I'm a female town planner. I'd say about 30% are female. However, I do believe things have improved substantially over the last 20 years in respect of disabled access. See Part M of the building regs or check the Council's planning policies for evidence.
I don't have a problem with the top end of it I.e the public spaces and their design ( though I understand there are accessibility issues but IMO it's better than it used to be).
My problem is at the child end, the brainwashing at a young age to like all things pink.
Kritique stop making this a gendered issue it just is not. Many, people with a huge range of impairments will need the toilet more, or will get tired very quickly and very easily by standing in a Que., absolutely nothing to do with their gender. The point about being pregnant with a disability is however a good case in point as the numbers of severely disabled women who are allowed firstly to become sexual, then to carry on as normal whilst they are carrying their child is still so low that planners and designers have not yet been confronted with the numbers large enough to make an impression on planning and specific provision.
However that is an aside as it is a specific and personal issue, you state that laws provide for better compliance, it might but it also never happens as so many loopholes exist. The biggest one being that if it is a refurbishment then no compulsion is on the those commisioning the work to include access. Thats why many pubs, shops, offices, churches, listed buildings, are still not accessible
Playschool, thank you for the current stats, perhaps the shock of that figure and the fact that public spaces are still designed with predominately abled bodied, women, children, and men in mind will focus the minds of some. However as you quoted part M, you will be aware that they are a standardised set of rules that seek to do that almost impossible thing of being one size fits all. What is often the case is that part M may be used but done so in such a way as to make the implementation of them pointless. All very well having a disabled toilet, but not down some dank corridor, with a door hung the wrong way round so it does not open fully. Those are the joys of disability as experienced equally by impaired women and men.

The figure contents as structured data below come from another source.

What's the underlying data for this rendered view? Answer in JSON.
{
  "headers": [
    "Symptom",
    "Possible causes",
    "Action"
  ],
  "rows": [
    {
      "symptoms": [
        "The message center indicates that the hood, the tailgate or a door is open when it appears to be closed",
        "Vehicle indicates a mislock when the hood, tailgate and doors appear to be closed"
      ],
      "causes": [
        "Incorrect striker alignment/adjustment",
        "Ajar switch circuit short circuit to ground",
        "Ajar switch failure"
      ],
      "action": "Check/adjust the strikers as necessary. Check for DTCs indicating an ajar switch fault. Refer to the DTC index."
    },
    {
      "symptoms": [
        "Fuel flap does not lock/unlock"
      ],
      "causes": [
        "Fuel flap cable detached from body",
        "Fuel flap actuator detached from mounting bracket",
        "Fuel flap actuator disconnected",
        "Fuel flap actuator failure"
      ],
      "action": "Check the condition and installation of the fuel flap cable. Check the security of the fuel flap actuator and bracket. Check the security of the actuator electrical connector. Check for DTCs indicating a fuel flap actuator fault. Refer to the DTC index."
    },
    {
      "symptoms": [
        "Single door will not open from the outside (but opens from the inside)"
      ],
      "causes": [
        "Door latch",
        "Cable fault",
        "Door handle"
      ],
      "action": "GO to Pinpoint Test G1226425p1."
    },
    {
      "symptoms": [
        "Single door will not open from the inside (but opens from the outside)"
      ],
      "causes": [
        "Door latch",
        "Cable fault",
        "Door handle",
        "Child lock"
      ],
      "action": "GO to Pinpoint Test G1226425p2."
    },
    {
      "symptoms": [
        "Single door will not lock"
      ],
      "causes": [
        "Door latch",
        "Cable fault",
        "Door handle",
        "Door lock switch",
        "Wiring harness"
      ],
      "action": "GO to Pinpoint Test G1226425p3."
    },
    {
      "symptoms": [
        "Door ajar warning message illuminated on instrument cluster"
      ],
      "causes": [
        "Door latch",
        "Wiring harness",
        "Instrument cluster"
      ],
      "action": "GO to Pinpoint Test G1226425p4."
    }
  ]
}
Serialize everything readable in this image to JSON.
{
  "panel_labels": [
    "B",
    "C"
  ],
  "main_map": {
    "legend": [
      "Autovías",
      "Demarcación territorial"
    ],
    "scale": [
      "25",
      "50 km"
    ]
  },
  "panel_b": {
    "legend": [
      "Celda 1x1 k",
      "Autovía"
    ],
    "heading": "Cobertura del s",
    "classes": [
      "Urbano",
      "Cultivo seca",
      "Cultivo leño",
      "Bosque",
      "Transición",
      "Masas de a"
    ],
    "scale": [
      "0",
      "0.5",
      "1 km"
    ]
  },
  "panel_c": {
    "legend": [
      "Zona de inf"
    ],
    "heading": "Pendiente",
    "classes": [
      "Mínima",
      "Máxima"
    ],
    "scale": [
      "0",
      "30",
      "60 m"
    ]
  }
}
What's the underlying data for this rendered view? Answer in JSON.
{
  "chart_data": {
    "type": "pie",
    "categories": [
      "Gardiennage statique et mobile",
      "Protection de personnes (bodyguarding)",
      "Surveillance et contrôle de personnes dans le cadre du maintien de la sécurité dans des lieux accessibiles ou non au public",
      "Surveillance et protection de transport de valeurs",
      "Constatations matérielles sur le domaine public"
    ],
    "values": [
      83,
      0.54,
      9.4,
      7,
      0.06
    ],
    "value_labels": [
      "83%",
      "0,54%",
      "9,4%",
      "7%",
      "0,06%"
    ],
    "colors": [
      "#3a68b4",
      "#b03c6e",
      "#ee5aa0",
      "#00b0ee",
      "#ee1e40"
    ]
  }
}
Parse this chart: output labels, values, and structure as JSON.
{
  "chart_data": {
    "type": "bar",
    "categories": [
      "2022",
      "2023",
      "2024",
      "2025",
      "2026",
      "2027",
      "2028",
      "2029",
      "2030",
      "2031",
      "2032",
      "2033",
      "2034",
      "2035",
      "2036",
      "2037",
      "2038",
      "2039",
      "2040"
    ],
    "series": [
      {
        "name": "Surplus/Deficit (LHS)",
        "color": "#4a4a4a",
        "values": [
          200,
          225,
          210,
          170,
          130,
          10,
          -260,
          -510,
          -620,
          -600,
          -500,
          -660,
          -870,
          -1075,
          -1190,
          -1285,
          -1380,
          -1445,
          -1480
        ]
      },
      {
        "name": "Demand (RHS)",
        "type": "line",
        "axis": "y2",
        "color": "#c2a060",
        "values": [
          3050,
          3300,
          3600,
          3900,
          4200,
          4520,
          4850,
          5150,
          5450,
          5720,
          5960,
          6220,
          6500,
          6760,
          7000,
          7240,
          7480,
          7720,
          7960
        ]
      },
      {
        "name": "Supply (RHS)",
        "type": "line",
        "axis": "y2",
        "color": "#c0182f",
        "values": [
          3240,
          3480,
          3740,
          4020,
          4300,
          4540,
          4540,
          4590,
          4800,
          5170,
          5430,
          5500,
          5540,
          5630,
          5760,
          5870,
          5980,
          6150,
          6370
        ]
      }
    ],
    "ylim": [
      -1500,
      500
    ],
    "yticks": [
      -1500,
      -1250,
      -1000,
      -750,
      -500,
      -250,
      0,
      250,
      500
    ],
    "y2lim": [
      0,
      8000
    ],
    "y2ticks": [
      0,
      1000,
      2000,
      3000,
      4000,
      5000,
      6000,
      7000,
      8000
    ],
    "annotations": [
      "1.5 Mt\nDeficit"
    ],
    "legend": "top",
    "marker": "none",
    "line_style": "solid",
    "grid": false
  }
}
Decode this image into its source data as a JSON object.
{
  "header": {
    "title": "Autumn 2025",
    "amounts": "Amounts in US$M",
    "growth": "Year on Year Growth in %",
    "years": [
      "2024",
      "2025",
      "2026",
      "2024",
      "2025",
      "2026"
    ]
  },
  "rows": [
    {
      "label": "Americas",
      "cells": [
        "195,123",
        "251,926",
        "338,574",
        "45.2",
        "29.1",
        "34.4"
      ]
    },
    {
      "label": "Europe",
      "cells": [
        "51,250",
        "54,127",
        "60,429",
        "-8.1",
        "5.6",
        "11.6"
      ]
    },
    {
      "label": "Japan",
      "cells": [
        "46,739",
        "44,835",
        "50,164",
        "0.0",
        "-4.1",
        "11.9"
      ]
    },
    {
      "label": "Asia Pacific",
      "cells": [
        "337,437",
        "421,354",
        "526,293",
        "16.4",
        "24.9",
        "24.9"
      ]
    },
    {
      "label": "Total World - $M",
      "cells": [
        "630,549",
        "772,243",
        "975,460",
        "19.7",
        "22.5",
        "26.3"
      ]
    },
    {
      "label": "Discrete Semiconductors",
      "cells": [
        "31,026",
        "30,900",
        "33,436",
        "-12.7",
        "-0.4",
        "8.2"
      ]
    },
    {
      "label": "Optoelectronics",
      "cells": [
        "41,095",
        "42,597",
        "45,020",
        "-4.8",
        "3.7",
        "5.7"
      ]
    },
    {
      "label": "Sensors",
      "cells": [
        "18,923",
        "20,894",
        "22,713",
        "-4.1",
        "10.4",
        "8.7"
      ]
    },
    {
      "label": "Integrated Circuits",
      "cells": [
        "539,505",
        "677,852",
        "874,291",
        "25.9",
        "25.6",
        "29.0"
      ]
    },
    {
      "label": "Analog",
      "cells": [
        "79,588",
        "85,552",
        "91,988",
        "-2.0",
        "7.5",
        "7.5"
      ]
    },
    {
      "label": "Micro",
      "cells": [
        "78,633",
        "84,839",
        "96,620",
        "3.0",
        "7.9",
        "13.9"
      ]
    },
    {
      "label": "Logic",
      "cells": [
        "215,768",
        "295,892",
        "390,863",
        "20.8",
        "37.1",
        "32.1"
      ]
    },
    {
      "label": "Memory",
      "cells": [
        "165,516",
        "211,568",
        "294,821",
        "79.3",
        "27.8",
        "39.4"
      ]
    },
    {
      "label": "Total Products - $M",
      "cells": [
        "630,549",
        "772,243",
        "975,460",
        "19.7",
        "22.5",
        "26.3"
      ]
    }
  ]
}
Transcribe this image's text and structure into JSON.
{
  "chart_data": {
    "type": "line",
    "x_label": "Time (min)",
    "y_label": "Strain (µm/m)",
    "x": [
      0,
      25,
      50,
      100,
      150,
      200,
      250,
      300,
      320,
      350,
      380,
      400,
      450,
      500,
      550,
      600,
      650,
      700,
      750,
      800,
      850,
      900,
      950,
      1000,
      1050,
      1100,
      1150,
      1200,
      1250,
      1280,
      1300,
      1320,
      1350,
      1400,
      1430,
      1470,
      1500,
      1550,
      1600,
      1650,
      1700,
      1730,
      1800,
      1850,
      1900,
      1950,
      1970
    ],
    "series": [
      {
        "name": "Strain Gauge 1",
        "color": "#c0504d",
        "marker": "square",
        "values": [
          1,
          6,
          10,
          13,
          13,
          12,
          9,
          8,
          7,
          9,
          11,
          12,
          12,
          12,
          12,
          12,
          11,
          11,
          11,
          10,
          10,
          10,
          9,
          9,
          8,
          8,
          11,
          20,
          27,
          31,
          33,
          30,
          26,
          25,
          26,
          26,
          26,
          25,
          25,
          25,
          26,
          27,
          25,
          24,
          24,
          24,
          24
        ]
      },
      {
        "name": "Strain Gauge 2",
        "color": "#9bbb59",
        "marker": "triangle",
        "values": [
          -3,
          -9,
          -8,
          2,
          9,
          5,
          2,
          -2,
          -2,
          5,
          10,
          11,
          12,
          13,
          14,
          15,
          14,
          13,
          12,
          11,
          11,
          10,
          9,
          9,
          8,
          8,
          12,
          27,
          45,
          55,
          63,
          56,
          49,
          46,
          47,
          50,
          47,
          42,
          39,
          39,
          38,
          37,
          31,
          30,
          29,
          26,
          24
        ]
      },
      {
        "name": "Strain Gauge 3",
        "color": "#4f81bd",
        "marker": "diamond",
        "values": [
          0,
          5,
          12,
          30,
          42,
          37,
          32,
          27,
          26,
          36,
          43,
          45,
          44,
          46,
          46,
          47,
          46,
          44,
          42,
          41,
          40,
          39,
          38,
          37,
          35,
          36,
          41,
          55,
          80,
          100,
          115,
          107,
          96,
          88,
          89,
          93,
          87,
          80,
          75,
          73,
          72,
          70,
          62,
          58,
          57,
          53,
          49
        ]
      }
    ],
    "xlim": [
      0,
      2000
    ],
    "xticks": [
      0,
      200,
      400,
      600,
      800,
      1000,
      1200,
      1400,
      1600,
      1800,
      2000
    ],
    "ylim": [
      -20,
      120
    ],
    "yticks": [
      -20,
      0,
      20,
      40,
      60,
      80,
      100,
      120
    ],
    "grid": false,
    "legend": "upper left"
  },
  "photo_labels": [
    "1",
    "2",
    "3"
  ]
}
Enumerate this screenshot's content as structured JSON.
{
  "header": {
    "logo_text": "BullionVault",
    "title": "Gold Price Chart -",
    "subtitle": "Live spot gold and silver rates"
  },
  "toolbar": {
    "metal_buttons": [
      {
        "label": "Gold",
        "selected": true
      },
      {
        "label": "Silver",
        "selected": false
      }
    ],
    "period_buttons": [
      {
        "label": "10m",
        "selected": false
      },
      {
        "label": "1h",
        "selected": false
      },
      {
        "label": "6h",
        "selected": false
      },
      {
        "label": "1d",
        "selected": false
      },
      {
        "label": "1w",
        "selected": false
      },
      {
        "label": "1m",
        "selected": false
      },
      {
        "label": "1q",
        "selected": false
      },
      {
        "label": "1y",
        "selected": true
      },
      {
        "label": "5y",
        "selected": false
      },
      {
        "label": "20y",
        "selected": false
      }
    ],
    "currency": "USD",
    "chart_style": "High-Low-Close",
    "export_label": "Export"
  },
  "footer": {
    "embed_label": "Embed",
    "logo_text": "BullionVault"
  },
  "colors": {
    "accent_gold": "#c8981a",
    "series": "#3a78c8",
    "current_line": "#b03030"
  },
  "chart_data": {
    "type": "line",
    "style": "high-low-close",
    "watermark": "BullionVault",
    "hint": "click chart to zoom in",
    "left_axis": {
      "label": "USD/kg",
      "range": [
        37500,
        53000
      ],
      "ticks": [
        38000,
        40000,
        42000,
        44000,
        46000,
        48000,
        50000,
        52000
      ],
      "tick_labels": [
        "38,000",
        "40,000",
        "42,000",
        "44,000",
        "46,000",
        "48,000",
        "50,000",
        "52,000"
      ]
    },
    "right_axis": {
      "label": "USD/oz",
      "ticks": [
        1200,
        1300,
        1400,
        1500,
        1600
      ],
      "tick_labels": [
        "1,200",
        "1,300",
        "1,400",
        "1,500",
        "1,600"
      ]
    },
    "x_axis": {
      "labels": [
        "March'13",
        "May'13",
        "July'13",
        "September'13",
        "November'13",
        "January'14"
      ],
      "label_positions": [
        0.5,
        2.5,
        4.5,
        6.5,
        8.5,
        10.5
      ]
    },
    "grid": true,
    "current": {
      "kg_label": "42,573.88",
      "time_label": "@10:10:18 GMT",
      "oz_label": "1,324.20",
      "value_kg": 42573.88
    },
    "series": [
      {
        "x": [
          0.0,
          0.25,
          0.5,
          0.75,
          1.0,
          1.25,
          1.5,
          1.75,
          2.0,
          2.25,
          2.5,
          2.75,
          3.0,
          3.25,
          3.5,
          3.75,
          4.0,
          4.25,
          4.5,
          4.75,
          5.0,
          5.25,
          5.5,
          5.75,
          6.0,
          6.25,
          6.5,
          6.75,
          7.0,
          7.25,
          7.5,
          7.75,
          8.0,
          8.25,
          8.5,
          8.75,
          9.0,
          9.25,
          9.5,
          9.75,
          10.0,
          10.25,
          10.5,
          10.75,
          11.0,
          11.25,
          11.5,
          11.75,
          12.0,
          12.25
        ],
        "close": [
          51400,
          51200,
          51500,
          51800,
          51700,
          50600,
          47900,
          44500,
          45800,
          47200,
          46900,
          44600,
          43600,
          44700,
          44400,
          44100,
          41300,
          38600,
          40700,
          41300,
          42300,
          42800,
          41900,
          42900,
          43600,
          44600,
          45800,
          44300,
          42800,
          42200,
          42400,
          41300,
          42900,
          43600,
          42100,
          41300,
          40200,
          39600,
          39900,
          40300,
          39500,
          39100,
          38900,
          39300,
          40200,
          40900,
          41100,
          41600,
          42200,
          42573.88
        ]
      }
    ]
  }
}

I like to think that most kids will grow out of pink fluffiness. When I was a child I was told to stop playing with the mechano in infant school as the boys didn't like a girl playing with it!!! Thankfully, that attitude didn't prevent me from going into a career in the built environment.
Yes, many public modern spaces are quite clean and crisp but I don't personally see that as being masculine.
However, I hate a lack of pavements (dangerous to both sexes), dark unlit urban spaces which I try to avoid, and big kerbs that you can't get a pram up.
Of, course, as usual,there are few women in very senior positions in the planning and architecture business.